En el primer caso, el Registrador mercantil tiene competencia para el nombramiento cuando la junta general no hubiera nombrado al auditor antes de que finalice el ejercicio a auditar; o bien, cuando el titular y el suplente que hubieran sido nombrados por la junta no acepten oportunamente el cargo, por cualquier causa justificada, no puedan cumplir sus funciones (art. 265.1 LSC y art. 350 RRM).

En el segundo caso, cuando las sociedades anónimas, comanditarias por acciones o de responsabilidad limitada no estuvieran obligadas a la revisión, el nombramiento de auditor por el Registro Mercantil exige la concurrencia de dos requisitos:

  1. El primero un requisito de legitimación, consistente en que el o los solicitantes deben ser titulares, al menos, del cinco por ciento del capital social que figure inscrito en el Registro.
  2. El segundo se trata de un requisito temporal que exige que la solicitud de nombramiento de auditor se presente antes de 3 meses a contar desde el cierre del ejercicio social a auditar (art. 265.2 y art. 359 RRM).

El estatuto jurídico del auditor nombrado por el Registrador mercantil, si se compara con el del auditor nombrado por la junta general tiene algunas especialidades:

  1. Por lo que se refiere al periodo de nombramiento del auditor nombrado por el Registrador, la auditoría a realizar está limitada a las cuentas anuales y al informe de gestión correspondientes al último ejercicio (art. 360 RRM).
  2. En lo relativo a la retribución del auditor, es el propio Registrador mercantil quien, al efectuar el nombramiento, debe fijar esa retribución para el periodo de nombramiento o, al menos, los criterios para su cálculo.

El depósito y la publicidad de las cuentas anuales

Entre las funciones del Registro Mercantil, figura la relativa al depósito y publicidad de las cuentas anuales.
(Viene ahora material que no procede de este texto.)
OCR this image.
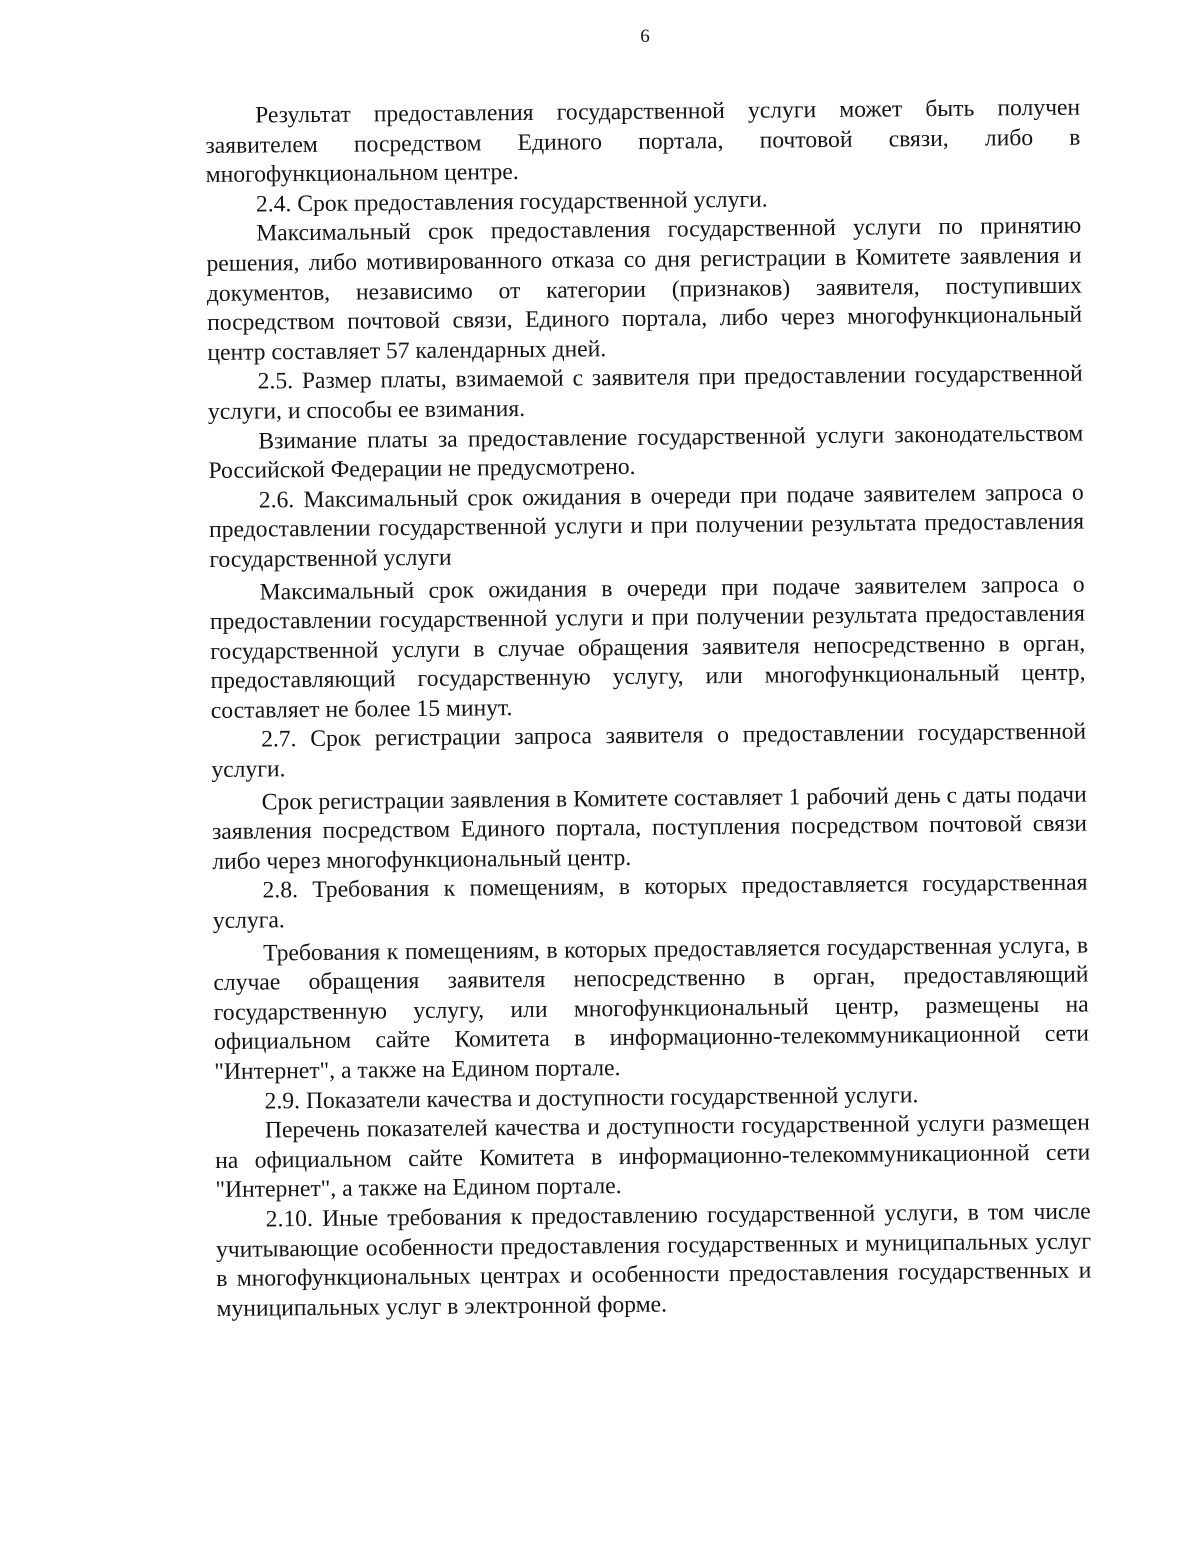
6

Результат предоставления государственной услуги может быть получен заявителем посредством Единого портала, почтовой связи, либо в многофункциональном центре.

2.4. Срок предоставления государственной услуги.

Максимальный срок предоставления государственной услуги по принятию решения, либо мотивированного отказа со дня регистрации в Комитете заявления и документов, независимо от категории (признаков) заявителя, поступивших посредством почтовой связи, Единого портала, либо через многофункциональный центр составляет 57 календарных дней.

2.5. Размер платы, взимаемой с заявителя при предоставлении государственной услуги, и способы ее взимания.

Взимание платы за предоставление государственной услуги законодательством Российской Федерации не предусмотрено.

2.6. Максимальный срок ожидания в очереди при подаче заявителем запроса о предоставлении государственной услуги и при получении результата предоставления государственной услуги

Максимальный срок ожидания в очереди при подаче заявителем запроса о предоставлении государственной услуги и при получении результата предоставления государственной услуги в случае обращения заявителя непосредственно в орган, предоставляющий государственную услугу, или многофункциональный центр, составляет не более 15 минут.

2.7. Срок регистрации запроса заявителя о предоставлении государственной услуги.

Срок регистрации заявления в Комитете составляет 1 рабочий день с даты подачи заявления посредством Единого портала, поступления посредством почтовой связи либо через многофункциональный центр.

2.8. Требования к помещениям, в которых предоставляется государственная услуга.

Требования к помещениям, в которых предоставляется государственная услуга, в случае обращения заявителя непосредственно в орган, предоставляющий государственную услугу, или многофункциональный центр, размещены на официальном сайте Комитета в информационно-телекоммуникационной сети "Интернет", а также на Едином портале.

2.9. Показатели качества и доступности государственной услуги.

Перечень показателей качества и доступности государственной услуги размещен на официальном сайте Комитета в информационно-телекоммуникационной сети "Интернет", а также на Едином портале.

2.10. Иные требования к предоставлению государственной услуги, в том числе учитывающие особенности предоставления государственных и муниципальных услуг в многофункциональных центрах и особенности предоставления государственных и муниципальных услуг в электронной форме.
Más que un depósito, se trata de una presentación de las cuentas y de esos documentos al Registro Mercantil, presentación que puede ser obligatoria o voluntaria.

Al lado de la presentación obligatoria, se admite la presentación voluntaria: los empresarios individuales o sociales no obligados a esa presentación pueden presentar las cuentas anuales al Registro Mercantil del lugar de su domicilio siempre que figuren inscritos (art. 365.3 RRM).

En cuanto a los documentos a depositar, la Ley exige que se depositen una certificación de los acuerdos de la junta general de aprobación de las cuentas anuales y de aplicación del resultado expedido por administradores con facultad certifican que tengan los cargos vigentes, haciendo constar en la certificación si algún administrador no ha firmado las cuentas y la causa de esa falta de firma.

En el sistema legal español mercantil no tiene que calificar el contenido de las cuentas y de los demás documentos presentados. La calificación se limita a determinar si los documentos presentados son los exigidos por la Ley, si están debidamente aprobados por la Junta general o por los socios y si constan las firmas preceptivas (art. 280.1 LSC).

Los Registradores mercantiles deben conservar las cuentas anuales y los documentos complementarios durante 6 años (art. 280.2 LSC y art. 377 RRM). Cualquier persona puede solicitar y obtener certificación y nota simple del Registro Mercantil en el que se hubiesen depositado las cuentas y los documentos complementarios (art. 281.2 LSC y art. 369 RRM).

Para asegurar el cumplimiento de esta obligación de presentar las cuentas anuales a depósito, la Ley cuenta con dos poderosos instrumentos:

  1. La multa administrativa que impondrá el Instituto de Contabilidad y Auditoría de Cuentas.
  2. El cierre parcial del Registro transcurrido un año desde la fecha del cierre del ejercicio social, sin que se haya practicado el depósito de las cuentas anuales debidamente aprobadas.